A C2C direction arrow in Langwathby
A signpost in Langwathby
During yesterday’s ride I managed to miss several steam trains, including (apparently) the Harry Potter Express. As he passed me in the van, at some point after Langwathby, Rob told me that the Express might be coming down this line soon, so I took a photograph of it. I can always Photoshop the train later.
The excitement at Armathwaite was a very big puddle, and because my bike was still clean, I walked around it. Just before I did so a train passed over the viaduct to my left.
Train over a viaduct
My attempts to keep the bike clean were for naught, however. At about 60 miles (out of 77.4) we turned onto a rather attractive cycle path, whose surface was (for me) highly treacherous.
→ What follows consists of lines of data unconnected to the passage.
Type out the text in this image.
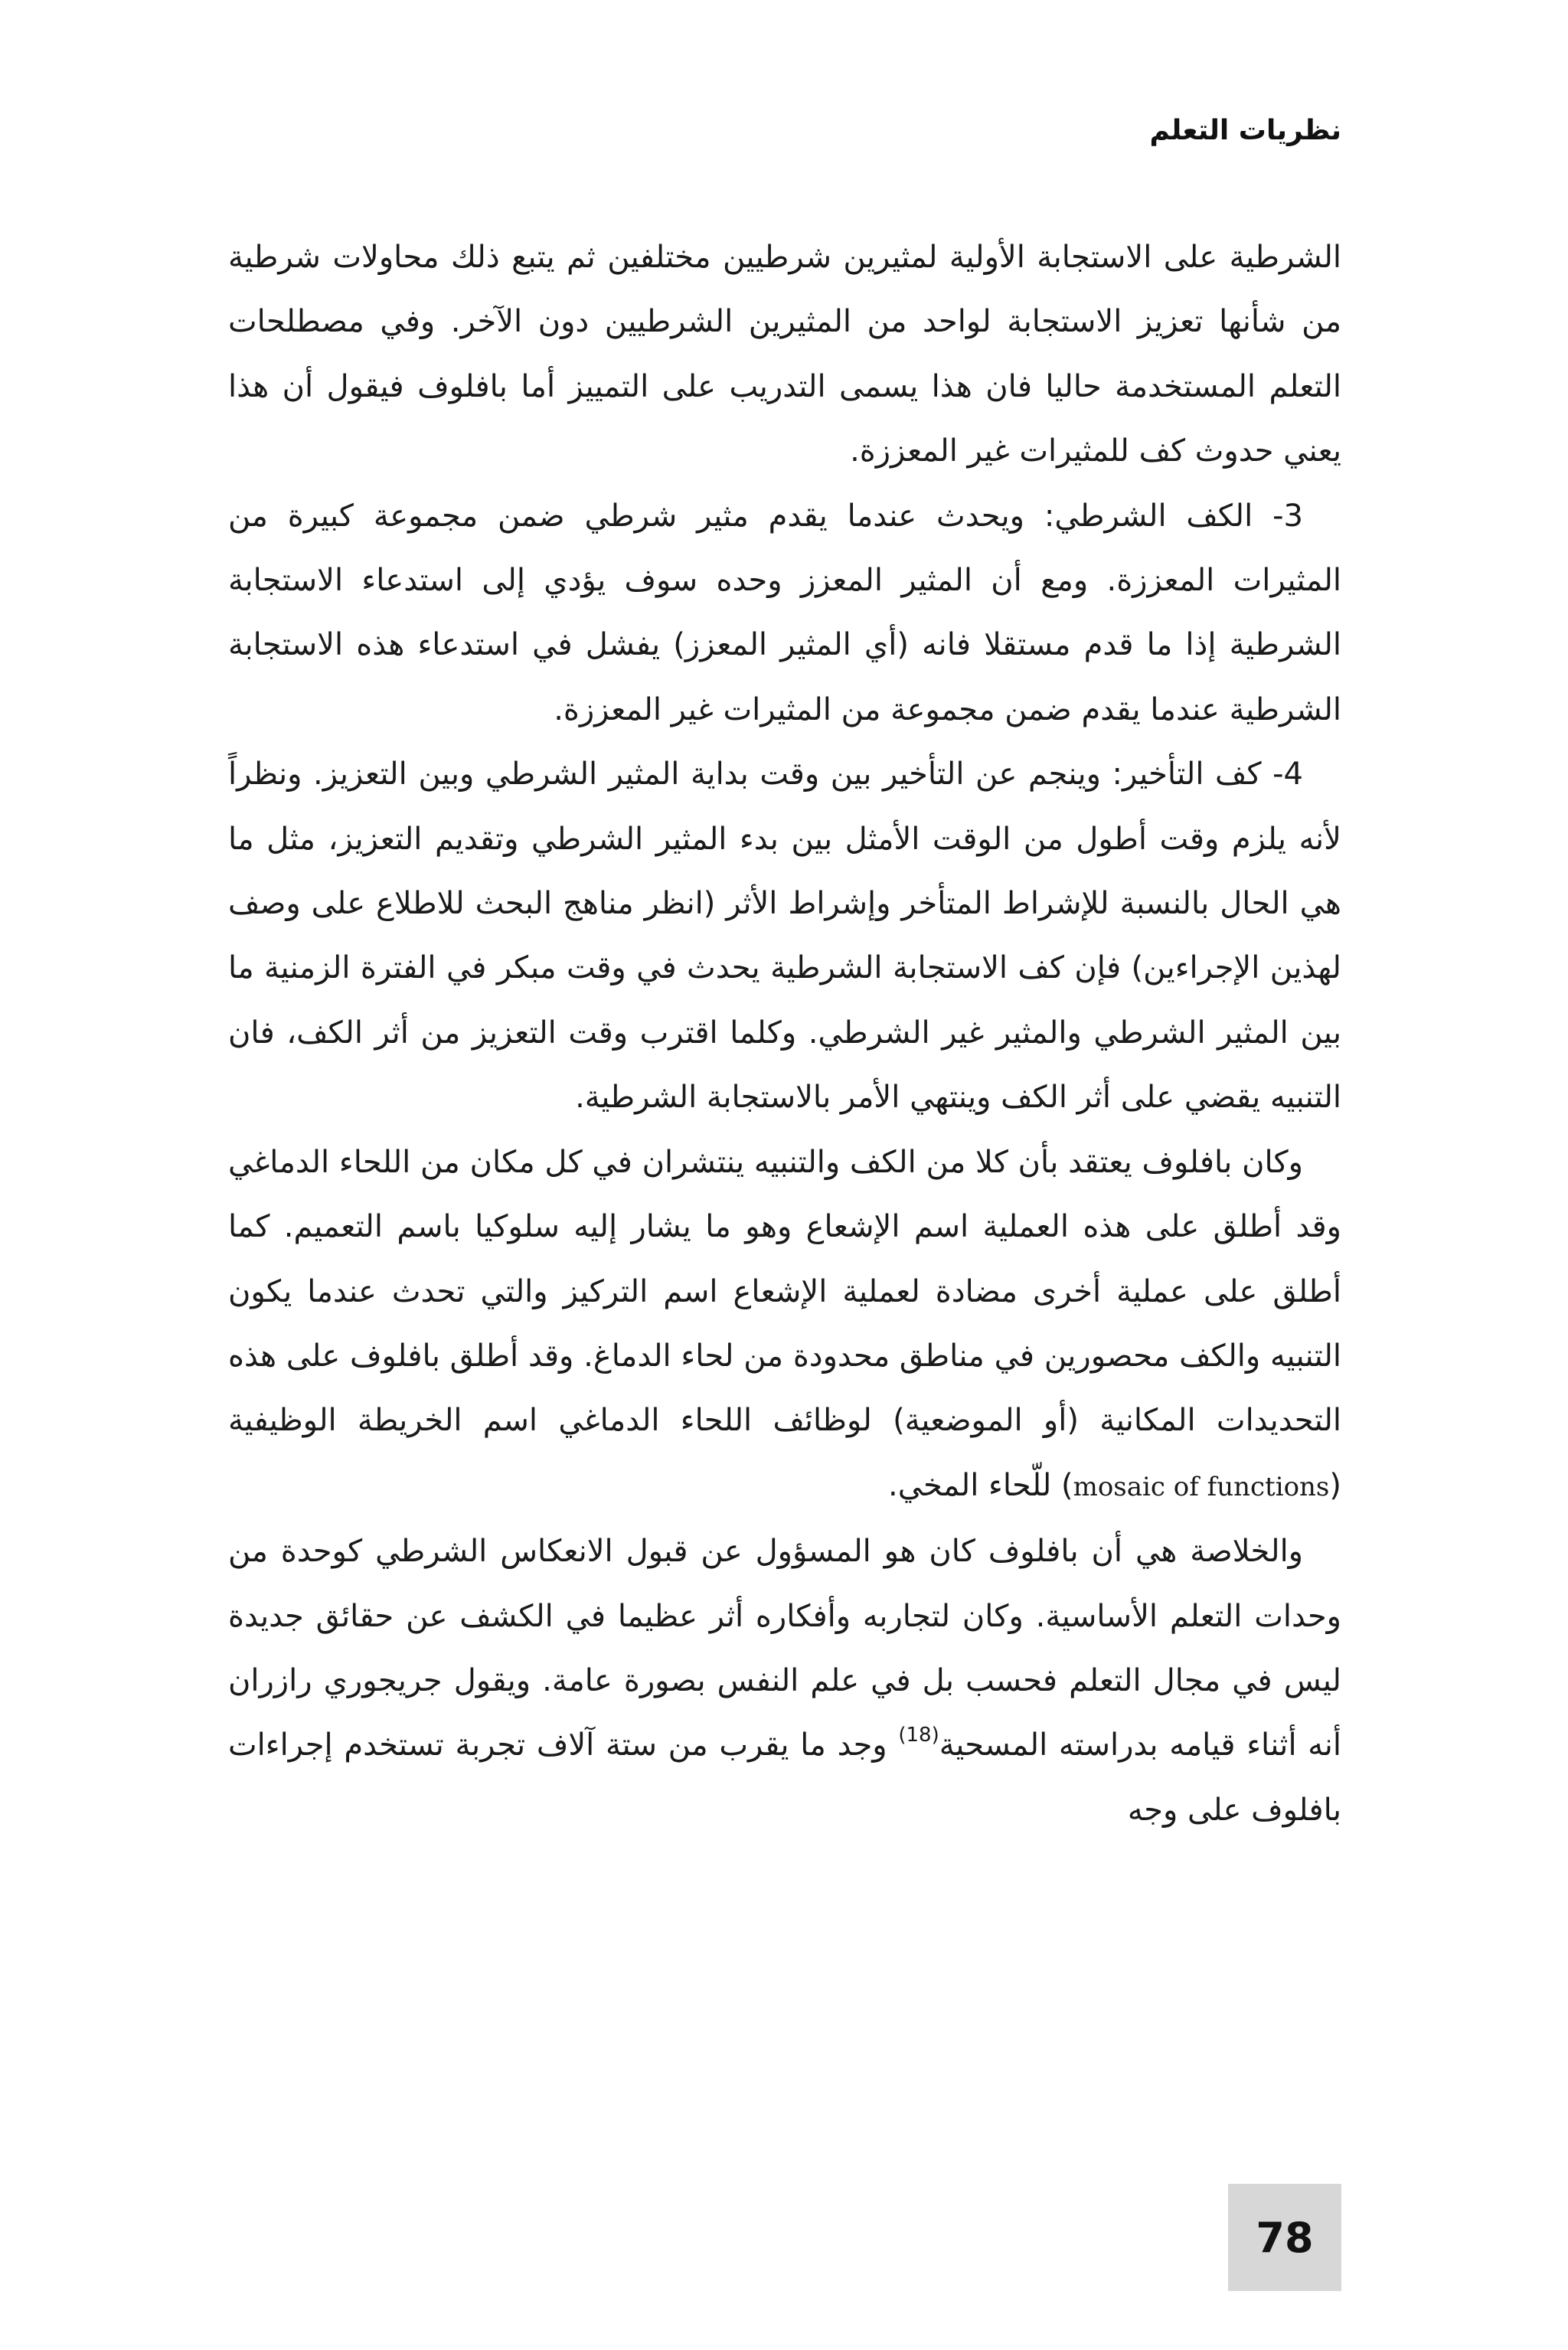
نظريات التعلم

الشرطية على الاستجابة الأولية لمثيرين شرطيين مختلفين ثم يتبع ذلك محاولات شرطية من شأنها تعزيز الاستجابة لواحد من المثيرين الشرطيين دون الآخر. وفي مصطلحات التعلم المستخدمة حاليا فان هذا يسمى التدريب على التمييز أما بافلوف فيقول أن هذا يعني حدوث كف للمثيرات غير المعززة.

3- الكف الشرطي: ويحدث عندما يقدم مثير شرطي ضمن مجموعة كبيرة من المثيرات المعززة. ومع أن المثير المعزز وحده سوف يؤدي إلى استدعاء الاستجابة الشرطية إذا ما قدم مستقلا فانه (أي المثير المعزز) يفشل في استدعاء هذه الاستجابة الشرطية عندما يقدم ضمن مجموعة من المثيرات غير المعززة.

4- كف التأخير: وينجم عن التأخير بين وقت بداية المثير الشرطي وبين التعزيز. ونظراً لأنه يلزم وقت أطول من الوقت الأمثل بين بدء المثير الشرطي وتقديم التعزيز، مثل ما هي الحال بالنسبة للإشراط المتأخر وإشراط الأثر (انظر مناهج البحث للاطلاع على وصف لهذين الإجراءين) فإن كف الاستجابة الشرطية يحدث في وقت مبكر في الفترة الزمنية ما بين المثير الشرطي والمثير غير الشرطي. وكلما اقترب وقت التعزيز من أثر الكف، فان التنبيه يقضي على أثر الكف وينتهي الأمر بالاستجابة الشرطية.

وكان بافلوف يعتقد بأن كلا من الكف والتنبيه ينتشران في كل مكان من اللحاء الدماغي وقد أطلق على هذه العملية اسم الإشعاع وهو ما يشار إليه سلوكيا باسم التعميم. كما أطلق على عملية أخرى مضادة لعملية الإشعاع اسم التركيز والتي تحدث عندما يكون التنبيه والكف محصورين في مناطق محدودة من لحاء الدماغ. وقد أطلق بافلوف على هذه التحديدات المكانية (أو الموضعية) لوظائف اللحاء الدماغي اسم الخريطة الوظيفية (mosaic of functions) للّحاء المخي.

والخلاصة هي أن بافلوف كان هو المسؤول عن قبول الانعكاس الشرطي كوحدة من وحدات التعلم الأساسية. وكان لتجاربه وأفكاره أثر عظيما في الكشف عن حقائق جديدة ليس في مجال التعلم فحسب بل في علم النفس بصورة عامة. ويقول جريجوري رازران أنه أثناء قيامه بدراسته المسحية$^{(18)}$ وجد ما يقرب من ستة آلاف تجربة تستخدم إجراءات بافلوف على وجه

78
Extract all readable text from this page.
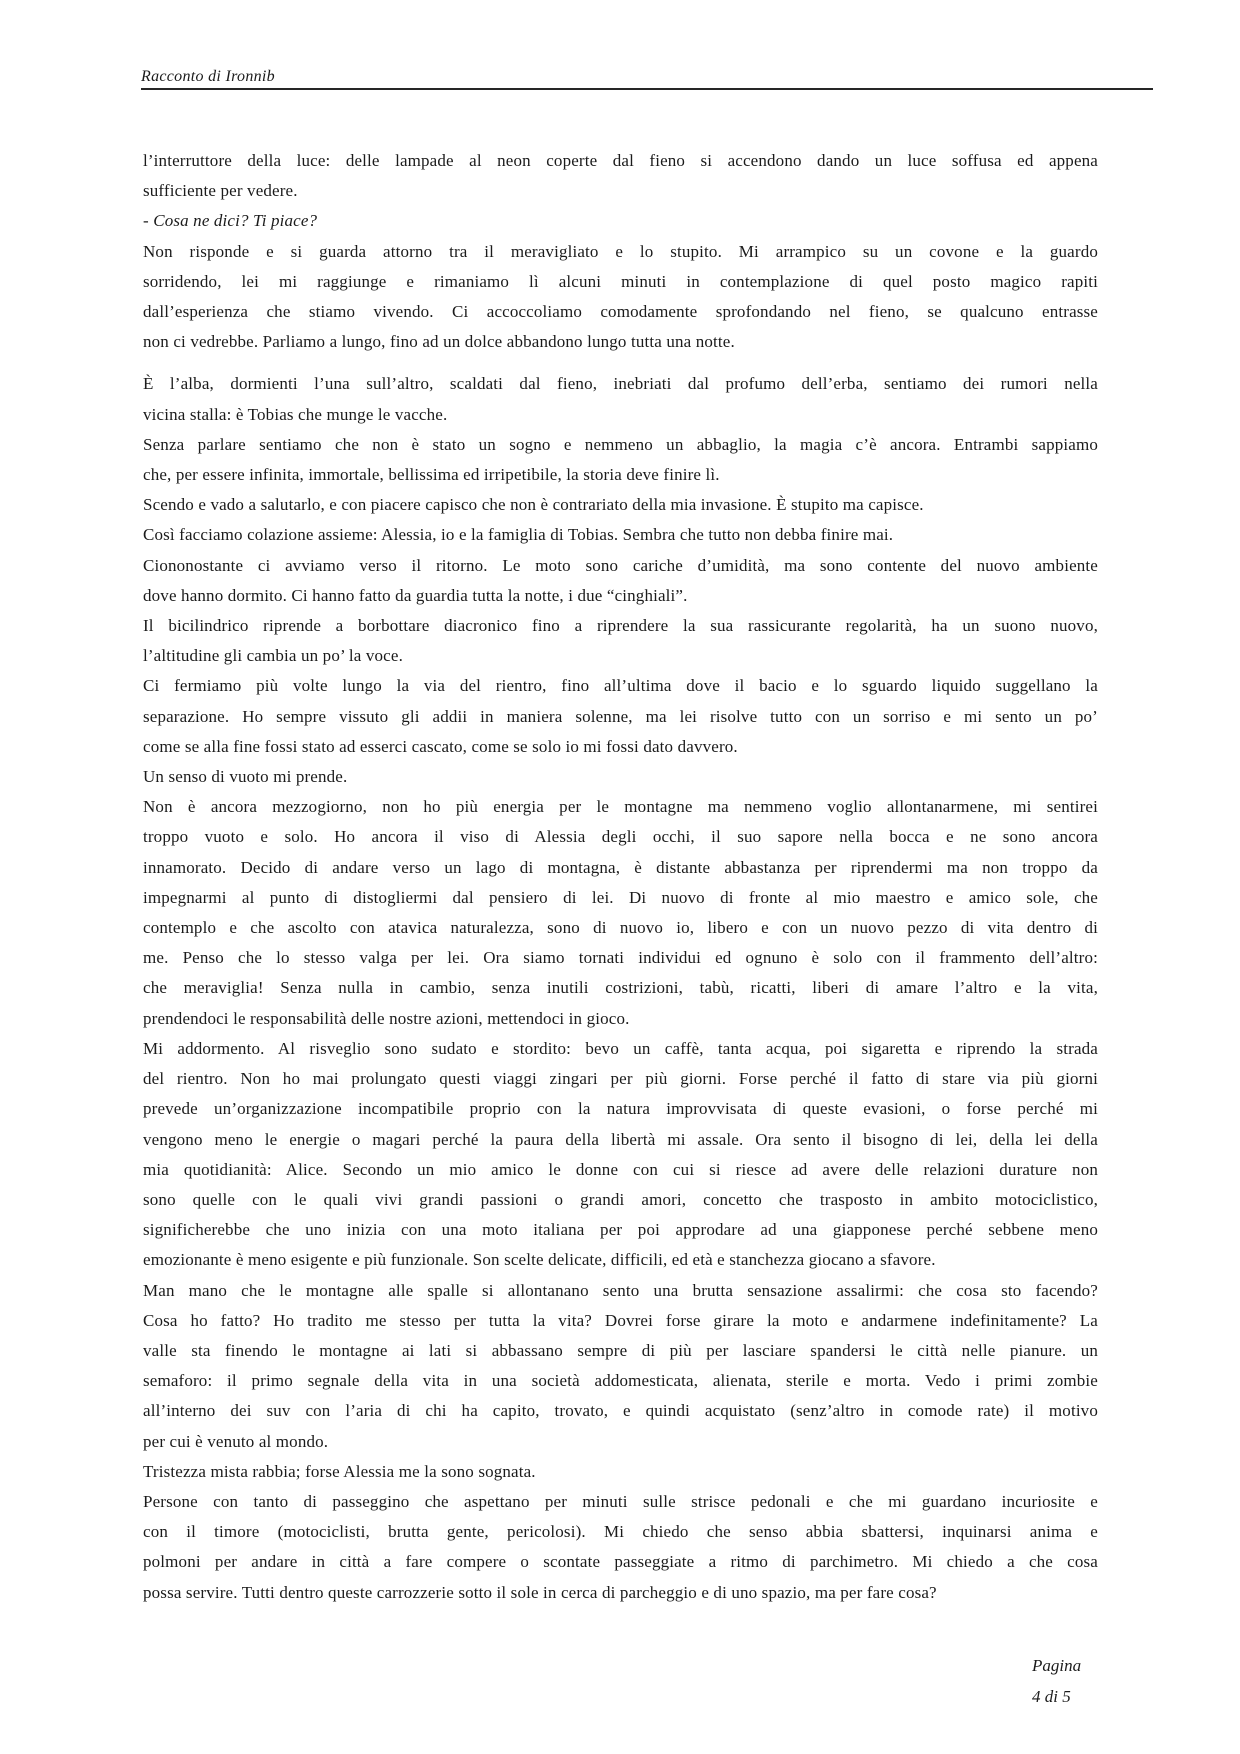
Racconto di Ironnib
l’interruttore della luce: delle lampade al neon coperte dal fieno si accendono dando un luce soffusa ed appena
sufficiente per vedere.
- Cosa ne dici? Ti piace?
Non risponde e si guarda attorno tra il meravigliato e lo stupito. Mi arrampico su un covone e la guardo
sorridendo, lei mi raggiunge e rimaniamo lì alcuni minuti in contemplazione di quel posto magico rapiti
dall’esperienza che stiamo vivendo. Ci accoccoliamo comodamente sprofondando nel fieno, se qualcuno entrasse
non ci vedrebbe. Parliamo a lungo, fino ad un dolce abbandono lungo tutta una notte.
È l’alba, dormienti l’una sull’altro, scaldati dal fieno, inebriati dal profumo dell’erba, sentiamo dei rumori nella
vicina stalla: è Tobias che munge le vacche.
Senza parlare sentiamo che non è stato un sogno e nemmeno un abbaglio, la magia c’è ancora. Entrambi sappiamo
che, per essere infinita, immortale, bellissima ed irripetibile, la storia deve finire lì.
Scendo e vado a salutarlo, e con piacere capisco che non è contrariato della mia invasione. È stupito ma capisce.
Così facciamo colazione assieme: Alessia, io e la famiglia di Tobias. Sembra che tutto non debba finire mai.
Ciononostante ci avviamo verso il ritorno. Le moto sono cariche d’umidità, ma sono contente del nuovo ambiente
dove hanno dormito. Ci hanno fatto da guardia tutta la notte, i due “cinghiali”.
Il bicilindrico riprende a borbottare diacronico fino a riprendere la sua rassicurante regolarità, ha un suono nuovo,
l’altitudine gli cambia un po’ la voce.
Ci fermiamo più volte lungo la via del rientro, fino all’ultima dove il bacio e lo sguardo liquido suggellano la
separazione. Ho sempre vissuto gli addii in maniera solenne, ma lei risolve tutto con un sorriso e mi sento un po’
come se alla fine fossi stato ad esserci cascato, come se solo io mi fossi dato davvero.
Un senso di vuoto mi prende.
Non è ancora mezzogiorno, non ho più energia per le montagne ma nemmeno voglio allontanarmene, mi sentirei
troppo vuoto e solo. Ho ancora il viso di Alessia degli occhi, il suo sapore nella bocca e ne sono ancora
innamorato. Decido di andare verso un lago di montagna, è distante abbastanza per riprendermi ma non troppo da
impegnarmi al punto di distogliermi dal pensiero di lei. Di nuovo di fronte al mio maestro e amico sole, che
contemplo e che ascolto con atavica naturalezza, sono di nuovo io, libero e con un nuovo pezzo di vita dentro di
me. Penso che lo stesso valga per lei. Ora siamo tornati individui ed ognuno è solo con il frammento dell’altro:
che meraviglia! Senza nulla in cambio, senza inutili costrizioni, tabù, ricatti, liberi di amare l’altro e la vita,
prendendoci le responsabilità delle nostre azioni, mettendoci in gioco.
Mi addormento. Al risveglio sono sudato e stordito: bevo un caffè, tanta acqua, poi sigaretta e riprendo la strada
del rientro. Non ho mai prolungato questi viaggi zingari per più giorni. Forse perché il fatto di stare via più giorni
prevede un’organizzazione incompatibile proprio con la natura improvvisata di queste evasioni, o forse perché mi
vengono meno le energie o magari perché la paura della libertà mi assale. Ora sento il bisogno di lei, della lei della
mia quotidianità: Alice. Secondo un mio amico le donne con cui si riesce ad avere delle relazioni durature non
sono quelle con le quali vivi grandi passioni o grandi amori, concetto che trasposto in ambito motociclistico,
significherebbe che uno inizia con una moto italiana per poi approdare ad una giapponese perché sebbene meno
emozionante è meno esigente e più funzionale. Son scelte delicate, difficili, ed età e stanchezza giocano a sfavore.
Man mano che le montagne alle spalle si allontanano sento una brutta sensazione assalirmi: che cosa sto facendo?
Cosa ho fatto? Ho tradito me stesso per tutta la vita? Dovrei forse girare la moto e andarmene indefinitamente? La
valle sta finendo le montagne ai lati si abbassano sempre di più per lasciare spandersi le città nelle pianure. un
semaforo: il primo segnale della vita in una società addomesticata, alienata, sterile e morta. Vedo i primi zombie
all’interno dei suv con l’aria di chi ha capito, trovato, e quindi acquistato (senz’altro in comode rate) il motivo
per cui è venuto al mondo.
Tristezza mista rabbia; forse Alessia me la sono sognata.
Persone con tanto di passeggino che aspettano per minuti sulle strisce pedonali e che mi guardano incuriosite e
con il timore (motociclisti, brutta gente, pericolosi). Mi chiedo che senso abbia sbattersi, inquinarsi anima e
polmoni per andare in città a fare compere o scontate passeggiate a ritmo di parchimetro. Mi chiedo a che cosa
possa servire. Tutti dentro queste carrozzerie sotto il sole in cerca di parcheggio e di uno spazio, ma per fare cosa?
Pagina
4 di 5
Here is the beginning of the path.
Beginning of the path
Here is a cow laughing at me after I fell over and landed in a clump of nettles.
La Vache qui Rit
And here is the path afterwards, when I rode much more carefully.
Path with bridge ahead
Here is the view from the bridge you see above.
View from the bridge
It wasn’t long after this that I found myself on the A7, with the sign you see below. Rob had told us at breakfast that this sign didn’t actually mark the border into Scotland, and that it is really a few miles further on, just over the River Sark. He also said that he, Rob, had marked this with a Bike Adventures sticker. I regret that I missed Rob’s sticker, and succumbed to popular opinion by taking the classic A7 selfie.
The gateway to Scotland. Note helmet hair
I was now tonking along as fast as I could, but I took a photo of the church below (and I can’t remember the name, I’m afraid) because I got chatting to a couple of German guys who were clearly doing some full-on cycle touring involving front and rear panniers and so on. They were using the Mark 4 version of the Sony RX100 M6 that I was using, and we had some serious gear conversations. I’m sure Al Downie will be able to contribute if he sees this. (The zoom range of the Mark 6 is impressive!)
A test photograph of a church
Then it was the final six miles and into Ecclefechan. I found the hotel, cleaned my bike (it really needed it), and settled into my well-worn routine. Tomorrow is an even longer day: 84.1 miles.